Pas peur du jeu physique    

Lorsqu’on lui souligne que la MLS est réputée pour son style de jeu plutôt musclé, Giraldo ne semble pas trop nerveux à cet égard. 

«Ça ne me dérange pas du tout! Je dois m’adapter à chaque situation. J’ai toujours été un milieu de terrain qui aime aller gagner mes ballons en allant au duel. Cela dit, il est vrai que je dois encore me développer sur le plan de la masse musculaire, mais je travaille fort là-dessus. 

«Mais honnêtement, le jeu physique ne me fait vraiment pas peur. Le soccer, en bout de ligne, se joue avec les pieds...»

Principales forces   

Pour les amateurs qui sont curieux de connaître les principaux attributs de Tomas Giraldo, on a donné l’occasion à ce dernier de «se vendre», en quelque sorte. 

Alors, quelles sont ses principales forces, sur un terrain de soccer? 

«Je suis un joueur assez complet. Je suis à l’aise tant sur le plan physique que technique et je sais très bien me servir de mes deux pieds. J’aime avoir le ballon et je veux me rendre disponible le plus souvent possible.»   

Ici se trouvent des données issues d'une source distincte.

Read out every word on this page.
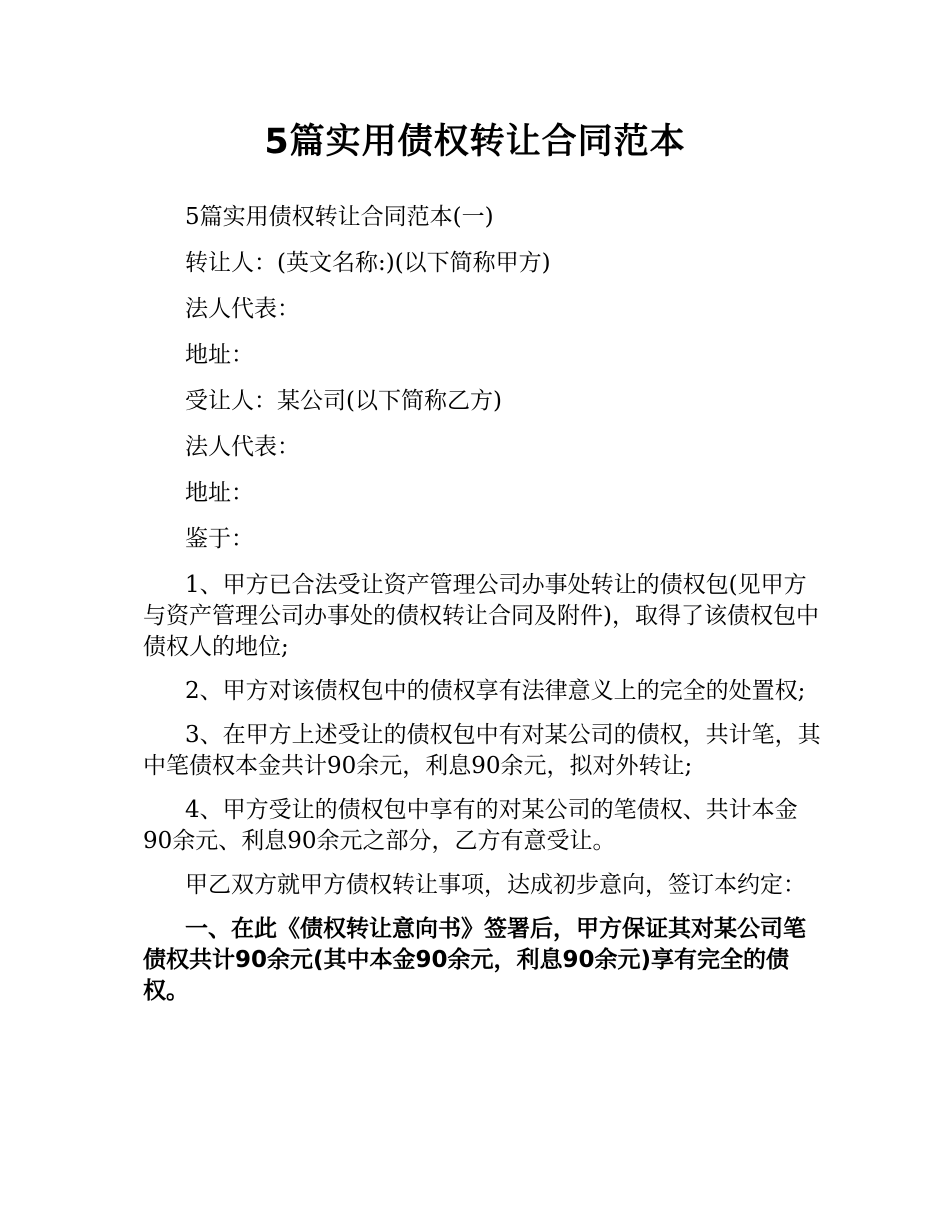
5篇实用债权转让合同范本

5篇实用债权转让合同范本(一)

转让人：(英文名称:)(以下简称甲方)

法人代表：

地址：

受让人：某公司(以下简称乙方)

法人代表：

地址：

鉴于：

1、甲方已合法受让资产管理公司办事处转让的债权包(见甲方与资产管理公司办事处的债权转让合同及附件)，取得了该债权包中债权人的地位;

2、甲方对该债权包中的债权享有法律意义上的完全的处置权;

3、在甲方上述受让的债权包中有对某公司的债权，共计笔，其中笔债权本金共计90余元，利息90余元，拟对外转让;

4、甲方受让的债权包中享有的对某公司的笔债权、共计本金90余元、利息90余元之部分，乙方有意受让。

甲乙双方就甲方债权转让事项，达成初步意向，签订本约定：

一、在此《债权转让意向书》签署后，甲方保证其对某公司笔债权共计90余元(其中本金90余元，利息90余元)享有完全的债权。
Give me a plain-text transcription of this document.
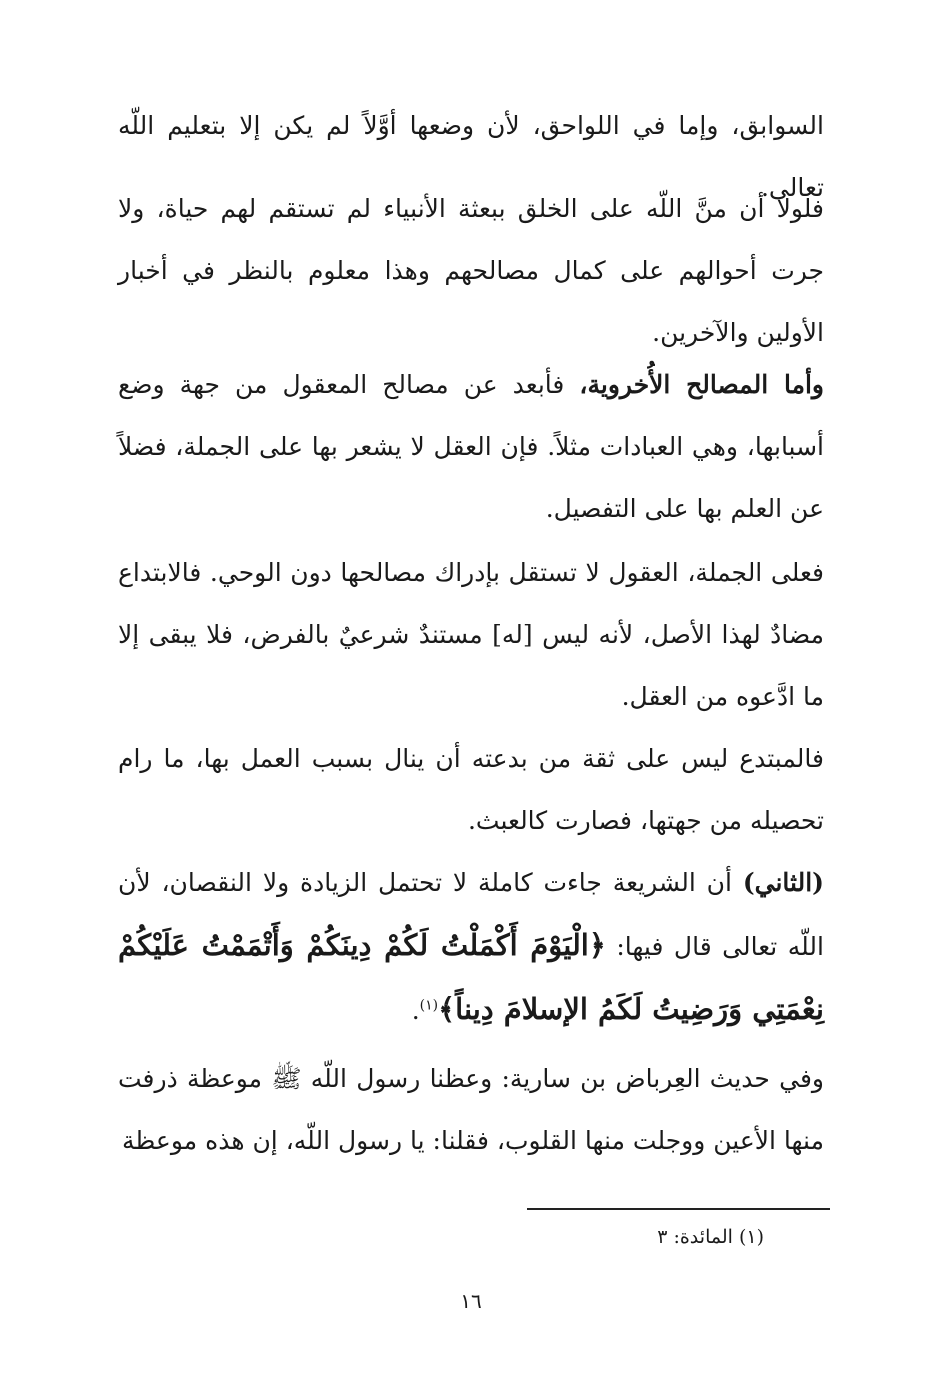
السوابق، وإما في اللواحق، لأن وضعها أوَّلاً لم يكن إلا بتعليم اللّه تعالى.

فلولا أن منَّ اللّه على الخلق ببعثة الأنبياء لم تستقم لهم حياة، ولا جرت أحوالهم على كمال مصالحهم وهذا معلوم بالنظر في أخبار الأولين والآخرين.

وأما المصالح الأُخروية، فأبعد عن مصالح المعقول من جهة وضع أسبابها، وهي العبادات مثلاً. فإن العقل لا يشعر بها على الجملة، فضلاً عن العلم بها على التفصيل.

فعلى الجملة، العقول لا تستقل بإدراك مصالحها دون الوحي. فالابتداع مضادٌ لهذا الأصل، لأنه ليس [له] مستندٌ شرعيٌ بالفرض، فلا يبقى إلا ما ادَّعوه من العقل.

فالمبتدع ليس على ثقة من بدعته أن ينال بسبب العمل بها، ما رام تحصيله من جهتها، فصارت كالعبث.

(الثاني) أن الشريعة جاءت كاملة لا تحتمل الزيادة ولا النقصان، لأن اللّه تعالى قال فيها: ﴿الْيَوْمَ أَكْمَلْتُ لَكُمْ دِينَكُمْ وَأَتْمَمْتُ عَلَيْكُمْ نِعْمَتِي وَرَضِيتُ لَكَمُ الإسلامَ دِيناً﴾$^{(١)}$.

وفي حديث العِرباض بن سارية: وعظنا رسول اللّه ﷺ موعظة ذرفت منها الأعين ووجلت منها القلوب، فقلنا: يا رسول اللّه، إن هذه موعظة

(١) المائدة: ٣

١٦
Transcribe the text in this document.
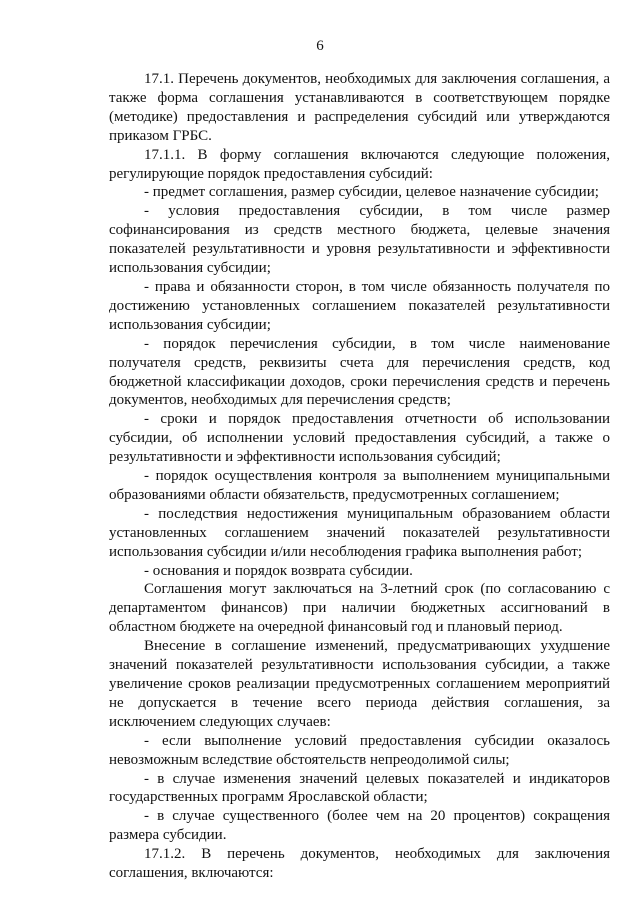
6

17.1. Перечень документов, необходимых для заключения соглашения, а также форма соглашения устанавливаются в соответствующем порядке (методике) предоставления и распределения субсидий или утверждаются приказом ГРБС.

17.1.1. В форму соглашения включаются следующие положения, регулирующие порядок предоставления субсидий:

- предмет соглашения, размер субсидии, целевое назначение субсидии;

- условия предоставления субсидии, в том числе размер софинансирования из средств местного бюджета, целевые значения показателей результативности и уровня результативности и эффективности использования субсидии;

- права и обязанности сторон, в том числе обязанность получателя по достижению установленных соглашением показателей результативности использования субсидии;

- порядок перечисления субсидии, в том числе наименование получателя средств, реквизиты счета для перечисления средств, код бюджетной классификации доходов, сроки перечисления средств и перечень документов, необходимых для перечисления средств;

- сроки и порядок предоставления отчетности об использовании субсидии, об исполнении условий предоставления субсидий, а также о результативности и эффективности использования субсидий;

- порядок осуществления контроля за выполнением муниципальными образованиями области обязательств, предусмотренных соглашением;

- последствия недостижения муниципальным образованием области установленных соглашением значений показателей результативности использования субсидии и/или несоблюдения графика выполнения работ;

- основания и порядок возврата субсидии.

Соглашения могут заключаться на 3-летний срок (по согласованию с департаментом финансов) при наличии бюджетных ассигнований в областном бюджете на очередной финансовый год и плановый период.

Внесение в соглашение изменений, предусматривающих ухудшение значений показателей результативности использования субсидии, а также увеличение сроков реализации предусмотренных соглашением мероприятий не допускается в течение всего периода действия соглашения, за исключением следующих случаев:

- если выполнение условий предоставления субсидии оказалось невозможным вследствие обстоятельств непреодолимой силы;

- в случае изменения значений целевых показателей и индикаторов государственных программ Ярославской области;

- в случае существенного (более чем на 20 процентов) сокращения размера субсидии.

17.1.2. В перечень документов, необходимых для заключения соглашения, включаются:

L’inspiration de Tomas Giraldo    

Évidemment, tout joueur de soccer qui se respecte s’inspire (ou s’est inspiré) d’un joueur professionnel qu’il prend (ou qu’il a pris) comme modèle. 

Quel est ce joueur, pour Giraldo? 

«Fernando Redondo, un milieu de terrain argentin qui a notamment joué pour le Real Madrid et l’AC Milan. Mon père me parlait beaucoup de lui quand j’étais jeune. Je n’ai jamais pu le voir évoluer de mes propres yeux, mais j’ai visionné plusieurs vidéos de ses prouesses. 

«Sinon, j’adore voir évoluer Sergio Busquets, Toni Kroos et Frenkie De Jong.»

«C’est mon rêve»   

Tomas Giraldo a la double nationalité (canadienne et colombienne). Il évolue présentement pour l’équipe canadienne U-17, mais lorsqu’on lui parle de la sélection colombienne, on sent qu’il se passe un petit quelque chose de spécial. 

«Demandez à tous ceux qui me connaissent, et ils vous diront que mon rêve, depuis que je suis tout petit, c’est de représenter la Colombie sur la scène internationale. J’ai grandi en regardant les matchs de la sélection colombienne. Je prenais un plaisir fou à voir évoluer James Rodriguez. J’ai toujours voulu porter le maillot colombien.    

«Présentement, toutefois, j’évolue pour le Canada et j'en suis reconnaissant. Je ne veux pas non plus fermer la porte au pays qui m’a accueilli. Mais l’équipe nationale colombienne a toujours été un rêve...»

Objectifs immédiats    

Lorsqu’on lui demande quels sont ses objectifs à court terme, Tomas Giraldo fait preuve de sagesse. 

«Il y a une bonne marge entre le U-19 et l’équipe première. Mon but, c’est vraiment de tout absorber l’information et de progresser le plus rapidement possible. Parce que quand ma chance arrivera, je ne compte pas la rater.»

Voilà des propos qui risquent de faire plaisir aux dirigeants de l’Impact de Montréal, mais aussi aux nombreux partisans du club, qui ont probablement bien hâte de voir le milieu de terrain en action.